Women with gestational diabetes mellitus (GDM) are at seven-fold to ten-fold increased risk of type 2 diabetes mellitus (T2DM) when compared with those who experience a normoglycaemic pregnancy, and the cumulative incidence increases with the time of follow-up post birth. This protocol outlines the development and validation of a risk prediction model assessing the 5-year and 10-year risk of T2DM in women with a prior GDM diagnosis.

Methods and analysis

Data from all birth mothers and registered births in Victoria and South Australia, retrospectively linked to national diabetes data and pathology laboratory data from 2008 to 2021, will be used for model development and validation of GDM to T2DM conversion.
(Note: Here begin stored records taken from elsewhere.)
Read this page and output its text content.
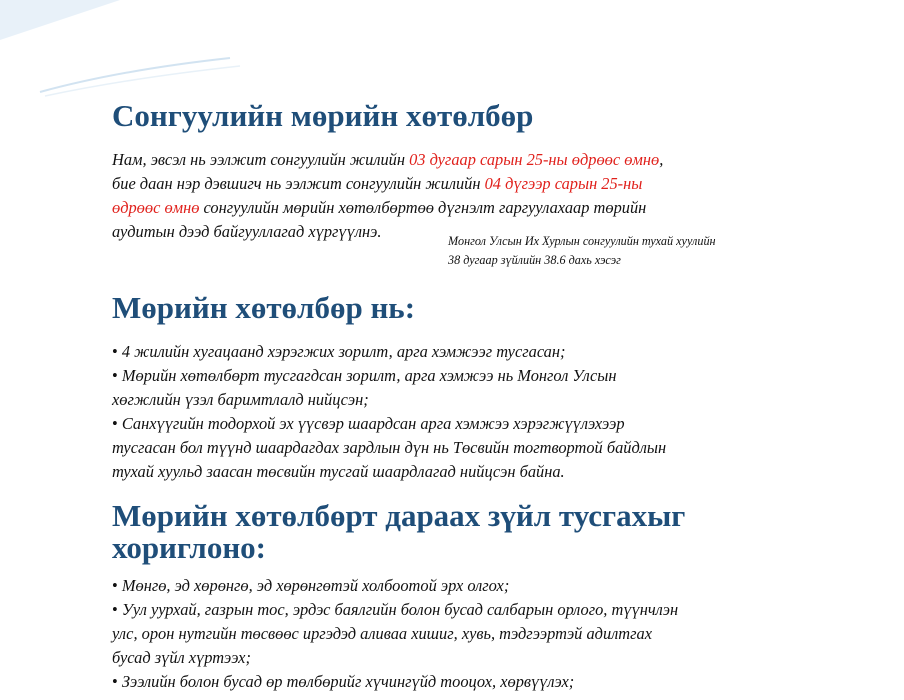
Сонгуулийн мөрийн хөтөлбөр

Нам, эвсэл нь ээлжит сонгуулийн жилийн 03 дугаар сарын 25-ны өдрөөс өмнө,
бие даан нэр дэвшигч нь ээлжит сонгуулийн жилийн 04 дүгээр сарын 25-ны
өдрөөс өмнө сонгуулийн мөрийн хөтөлбөртөө дүгнэлт гаргуулахаар төрийн
аудитын дээд байгууллагад хүргүүлнэ.	Монгол Улсын Их Хурлын сонгуулийн тухай хуулийн
38 дугаар зүйлийн 38.6 дахь хэсэг
Мөрийн хөтөлбөр нь:
• 4 жилийн хугацаанд хэрэгжих зорилт, арга хэмжээг тусгасан;
• Мөрийн хөтөлбөрт тусгагдсан зорилт, арга хэмжээ нь Монгол Улсын
хөгжлийн үзэл баримтлалд нийцсэн;
• Санхүүгийн тодорхой эх үүсвэр шаардсан арга хэмжээ хэрэгжүүлэхээр
тусгасан бол түүнд шаардагдах зардлын дүн нь Төсвийн тогтвортой байдлын
тухай хуульд заасан төсвийн тусгай шаардлагад нийцсэн байна.
Мөрийн хөтөлбөрт дараах зүйл тусгахыг
хориглоно:
• Мөнгө, эд хөрөнгө, эд хөрөнгөтэй холбоотой эрх олгох;
• Уул уурхай, газрын тос, эрдэс баялгийн болон бусад салбарын орлого, түүнчлэн
улс, орон нутгийн төсвөөс иргэдэд аливаа хишиг, хувь, тэдгээртэй адилтгах
бусад зүйл хүртээх;
• Зээлийн болон бусад өр төлбөрийг хүчингүйд тооцох, хөрвүүлэх;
Candidate predictors will be selected considering existing literature, clinical significance and statistical association, including age, body mass index, parity, ethnicity, history of recurrent GDM, family history of T2DM and antenatal and postnatal glucose levels. Traditional statistical methods and machine learning algorithms will explore the best-performing and easily applicable prediction models. We will consider bootstrapping or K-fold cross-validation for internal model validation. If computationally difficult due to the expected large sample size, we will consider developing the model using 80% of available data and evaluating using a 20% random subset. We will consider external or temporal validation of the prediction model based on the availability of data. The prediction model’s performance will be assessed by using discrimination (area under the receiver operating characteristic curve, calibration (calibration slope, calibration intercept, calibration-in-the-large and observed-to-expected ratio), model overall fit (Brier score and Cox-Snell R2) and net benefit (decision curve analysis). To examine algorithm equity, the model’s predictive performance across ethnic groups and parity will be analysed. Transparent Reporting of a multivariable prediction model for Individual Prognosis Or Diagnosis-Artificial Intelligence (TRIPOD+AI) statements will be followed.

Ethics and dissemination

Ethics approvals have been received from Deakin University Human Research Ethics Committee (2021–179); Monash Health Human Research Ethics Committee (RES-22-0000-048A); the Australian Institute of Health and Welfare (EO2022/5/1369); the Aboriginal Health Research Ethics Committee of South Australia (SA) (04-23-1056); in addition to a Site-Specific Assessment to cover the involvement of the Preventative Health SA (formerly Wellbeing SA) (2023/SSA00065). Project findings will be disseminated in peer-reviewed journals and at scientific conferences and provided to relevant stakeholders to enable the translation of research findings into population health programmes and health policy.